The magazine name survived as a glossy adult monthly, Titbits International.
==Imitators==
The success of Tit-Bits inspired a number of other inexpensive weeklies to ape its format, some short-lived and others, such as Answers becoming major successes in their own right. Within the first six months of its existence, Tit-Bits had inspired twelve imitators, growing to 26 within a year of its debut. Examples of papers said to be imitators include:
- The Ha'porth
- Illustrated Bits
- Rare-Bits
- Scraps
- Sketchy Bits, published in London by Charles Shurey
- Spare Time
- Tid-Bits, published in the United States

==Cultural influence ==
In All Things Considered by G. K. Chesterton, the author contrasts Tit-Bits with The Times, saying: "Let any honest reader... ask himself whether he would really rather be asked in the next two hours to write the front page of The Times, which is full of long leading articles, or the front page of Tit-Bits, which is full of short jokes." Reference to the magazine is also made in James Joyce's Ulysses, George Orwell's Animal Farm, C. P. Snow's The Affair, James Hilton's Lost Horizon, Virginia Woolf's Moments of Being, H. G. Wells' The First Men in the Moon and Kipps, A. J. Cronin's The Stars Look Down and P. G. Wodehouse's Not George Washington. It is also mentioned in Stanley Houghton's play The Dear Departed. Wells also mentioned it in his book Experiment in Autobiography. The magazine is parodied as "Chit Chat" in George Gissing's New Grub Street. In the closing scene of the film Kind Hearts and Coronets (1949), the protagonist Louis Mazzini (Dennis Price) is approached by a journalist (Arthur Lowe) from Tit-Bits.

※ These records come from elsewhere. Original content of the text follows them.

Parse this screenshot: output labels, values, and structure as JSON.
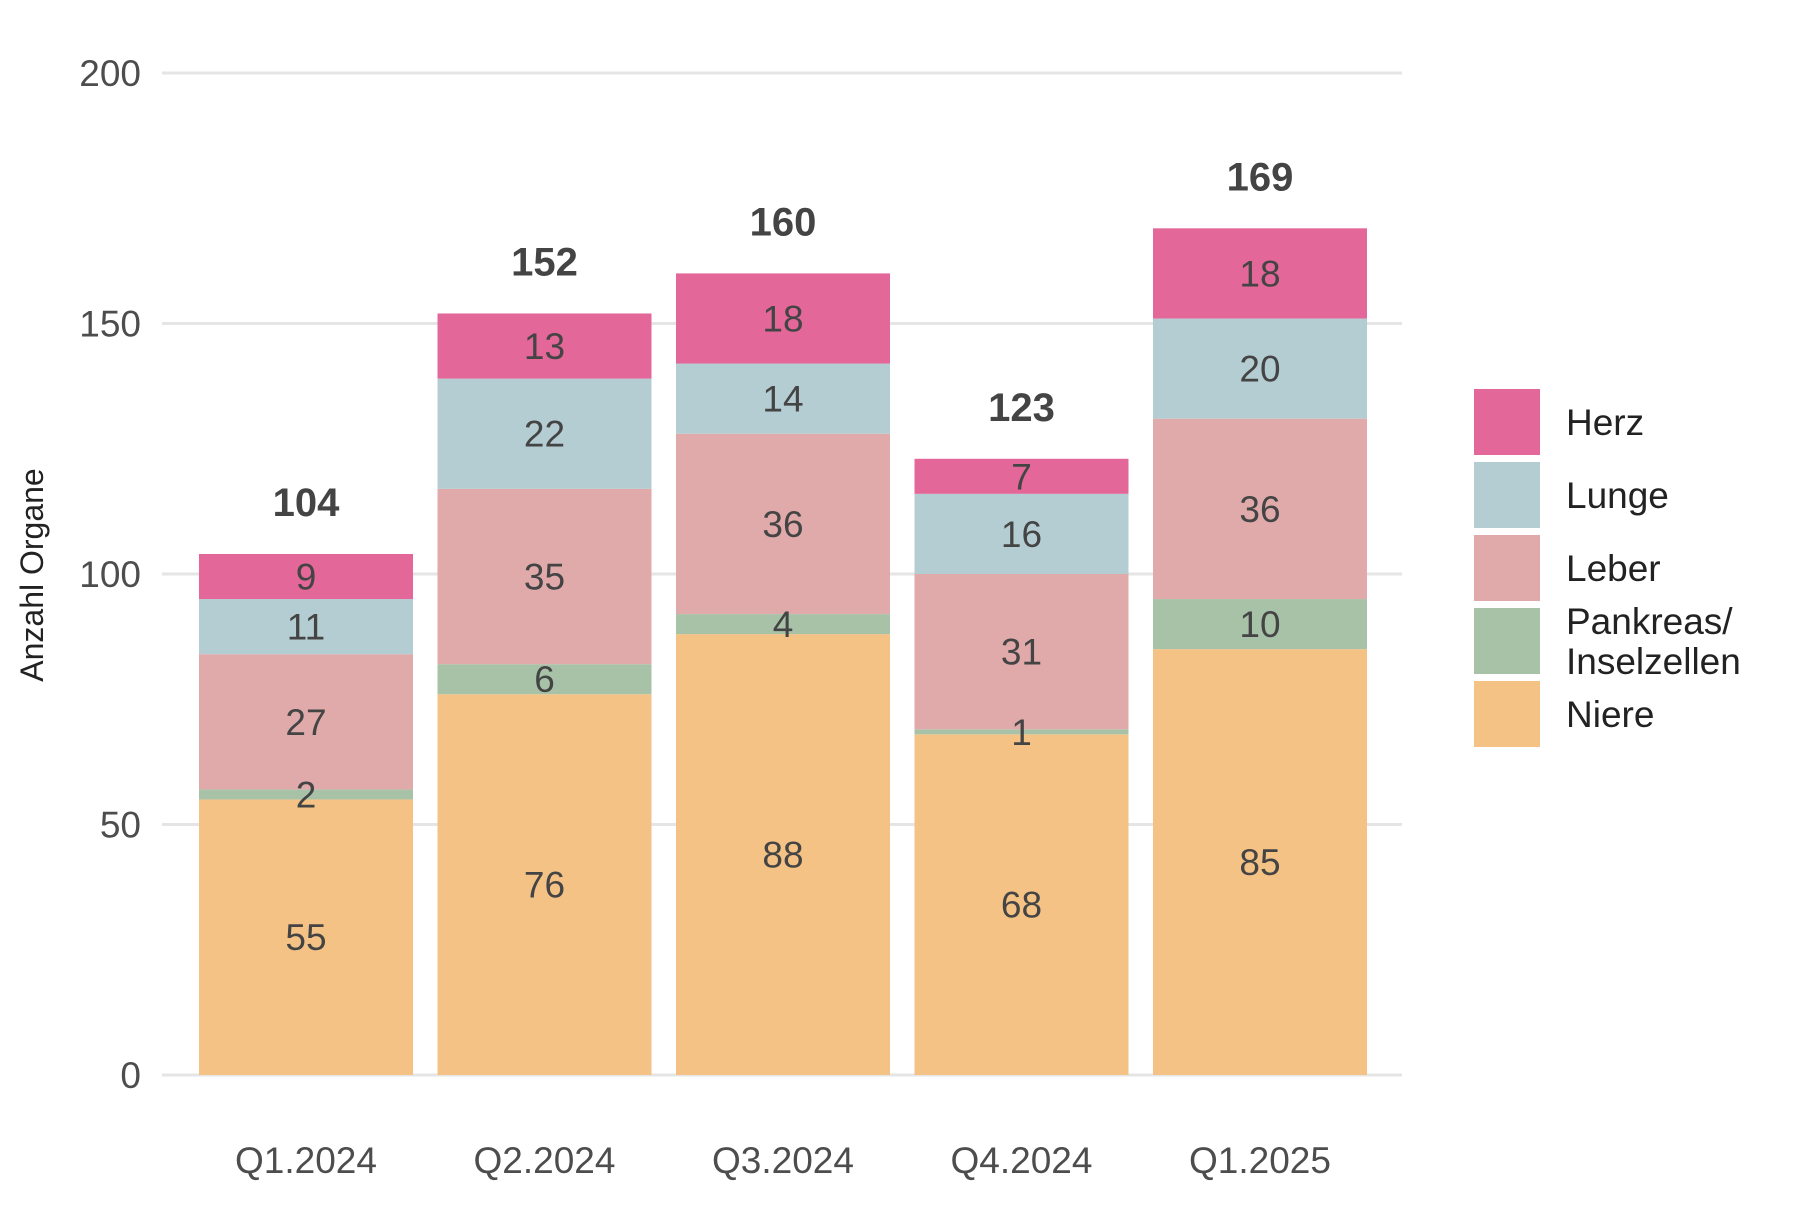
{
  "chart_data": {
    "type": "bar",
    "stacked": true,
    "categories": [
      "Q1.2024",
      "Q2.2024",
      "Q3.2024",
      "Q4.2024",
      "Q1.2025"
    ],
    "series": [
      {
        "name": "Niere",
        "values": [
          55,
          76,
          88,
          68,
          85
        ],
        "color": "#F4C285"
      },
      {
        "name": "Pankreas/\nInselzellen",
        "values": [
          2,
          6,
          4,
          1,
          10
        ],
        "color": "#A8C2A8"
      },
      {
        "name": "Leber",
        "values": [
          27,
          35,
          36,
          31,
          36
        ],
        "color": "#E0AAAA"
      },
      {
        "name": "Lunge",
        "values": [
          11,
          22,
          14,
          16,
          20
        ],
        "color": "#B4CDD2"
      },
      {
        "name": "Herz",
        "values": [
          9,
          13,
          18,
          7,
          18
        ],
        "color": "#E4679A"
      }
    ],
    "totals": [
      104,
      152,
      160,
      123,
      169
    ],
    "ylabel": "Anzahl Organe",
    "xlabel": "",
    "ylim": [
      0,
      200
    ],
    "yticks": [
      0,
      50,
      100,
      150,
      200
    ],
    "grid": "horizontal",
    "legend_position": "right",
    "legend_order": [
      "Herz",
      "Lunge",
      "Leber",
      "Pankreas/\nInselzellen",
      "Niere"
    ]
  }
}
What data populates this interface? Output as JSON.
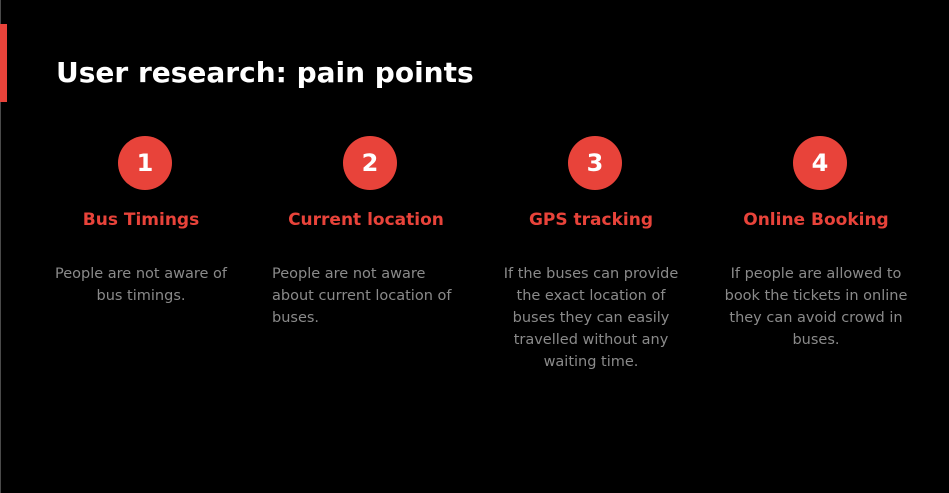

As a caricature of the contemporary tendency to live through newsprint, Samuel Butler recounts an anecdote in which he asks his servant, Alfred, who had accompanied him on vacation, to come see the view from the Alps, and Alfred replies: "Yes sir, but may I have a little read of Tit-bits first?"

The magazine was mistakenly referenced alongside Playboy and The Sun's Page 3 in Tom Robinson's 1978 song "Glad to Be Gay". Robinson had misinterpreted the magazine's title and assumed its content to be more salacious.